Друг покачал головой.
– Нет. Если я исчезну, банкир тебя сожрет. Я не оставлю тебя одного. Я рядом побуду.
2
Так получилось, что я никогда не торчал на оружии. Не сделался милитаристом. Пистолеты и револьверы, автоматы и полуавтоматы, карабины, винтовки, ружья и прочие ножи, кинжалы, мачете, выкидухи и заточки напрямую ассоциировались в моем сознании с физической смертью, гибелью, концом бытия живой мыслящей ткани. Лязганье ловко пригнанных сложных стальных деталей, запахи пороха и оружейной смазки никогда не возбуждали меня, не вызывали притока тестостерона.
Возможно, я не мачо.
Бывали, конечно, периоды в жизни, когда я чувствовал потребность вооружиться, – но так никогда и не вооружился, полагая своим основным оружием собственные мозги.
Однажды, будучи примерно десяти лет от роду и находясь в том возрасте, когда начинаешь тщательно исследовать родительскую квартиру в поисках то ли пиратского клада, то ли запретного плода, я, перерыв шкафы и ящики с розовыми мамиными бюстгальтерами и хитрыми папиными паяльниками, залез на антресоли – и вдруг обнаружил там самый настоящий пистолет.

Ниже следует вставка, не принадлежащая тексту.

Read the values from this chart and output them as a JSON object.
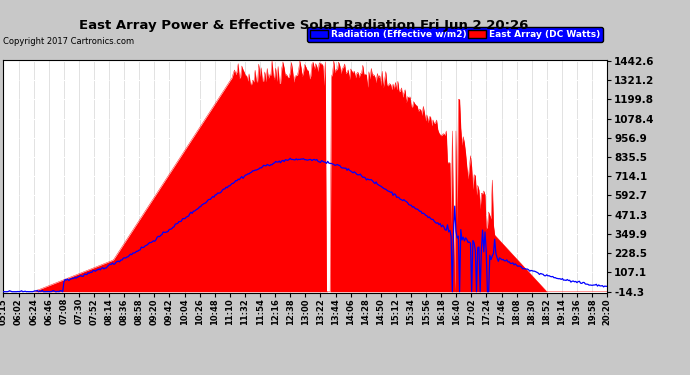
{
  "title": "East Array Power & Effective Solar Radiation Fri Jun 2 20:26",
  "copyright": "Copyright 2017 Cartronics.com",
  "legend_labels": [
    "Radiation (Effective w/m2)",
    "East Array (DC Watts)"
  ],
  "y_ticks": [
    -14.3,
    107.1,
    228.5,
    349.9,
    471.3,
    592.7,
    714.1,
    835.5,
    956.9,
    1078.4,
    1199.8,
    1321.2,
    1442.6
  ],
  "y_min": -14.3,
  "y_max": 1442.6,
  "background_color": "#c8c8c8",
  "plot_bg_color": "#ffffff",
  "grid_color": "#aaaaaa",
  "x_labels": [
    "05:15",
    "06:02",
    "06:24",
    "06:46",
    "07:08",
    "07:30",
    "07:52",
    "08:14",
    "08:36",
    "08:58",
    "09:20",
    "09:42",
    "10:04",
    "10:26",
    "10:48",
    "11:10",
    "11:32",
    "11:54",
    "12:16",
    "12:38",
    "13:00",
    "13:22",
    "13:44",
    "14:06",
    "14:28",
    "14:50",
    "15:12",
    "15:34",
    "15:56",
    "16:18",
    "16:40",
    "17:02",
    "17:24",
    "17:46",
    "18:08",
    "18:30",
    "18:52",
    "19:14",
    "19:36",
    "19:58",
    "20:20"
  ]
}
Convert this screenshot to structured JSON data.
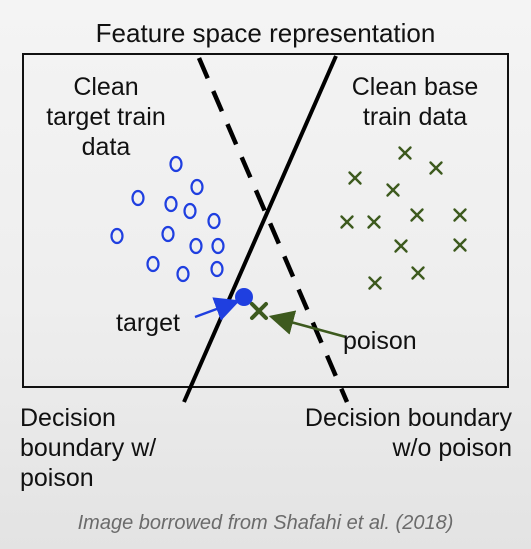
{
  "title": "Feature space representation",
  "labels": {
    "clean_target": "Clean\ntarget train\ndata",
    "clean_base": "Clean base\ntrain data",
    "target": "target",
    "poison": "poison",
    "boundary_with_poison": "Decision\nboundary w/\npoison",
    "boundary_without_poison": "Decision boundary\nw/o poison"
  },
  "credit": "Image borrowed from Shafahi et al. (2018)",
  "colors": {
    "target_class": "#1f3fe0",
    "base_class": "#3d5a1e",
    "target_point": "#1f3fe0",
    "poison_point": "#3d5a1e",
    "boundary": "#000000",
    "credit_text": "#6b6b6b"
  },
  "icons": {
    "target_marker": "circle",
    "base_marker": "x-mark",
    "target_point": "filled-circle",
    "poison_point": "x-mark"
  }
}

Это был, понятно, пистолет отца. Очевидно, привезенный из армии, обменянный у какого-нибудь пропойцы-прапорщика на пару банок тушенки, или на пару бутылок водки, или что там у них в ту пору, в тысяча девятьсот шестьдесят седьмом году, в бесшабашные хрущевские времена, пользовалось повышенным спросом. Потом папа вернулся в родное село, припрятал трофей в укромном углу и, очевидно, забыл.
Зачем школьному учителю в тихой, мирной русской деревне пистолет Макарова? Отца и без помощи Макарова все уважали, и еще как.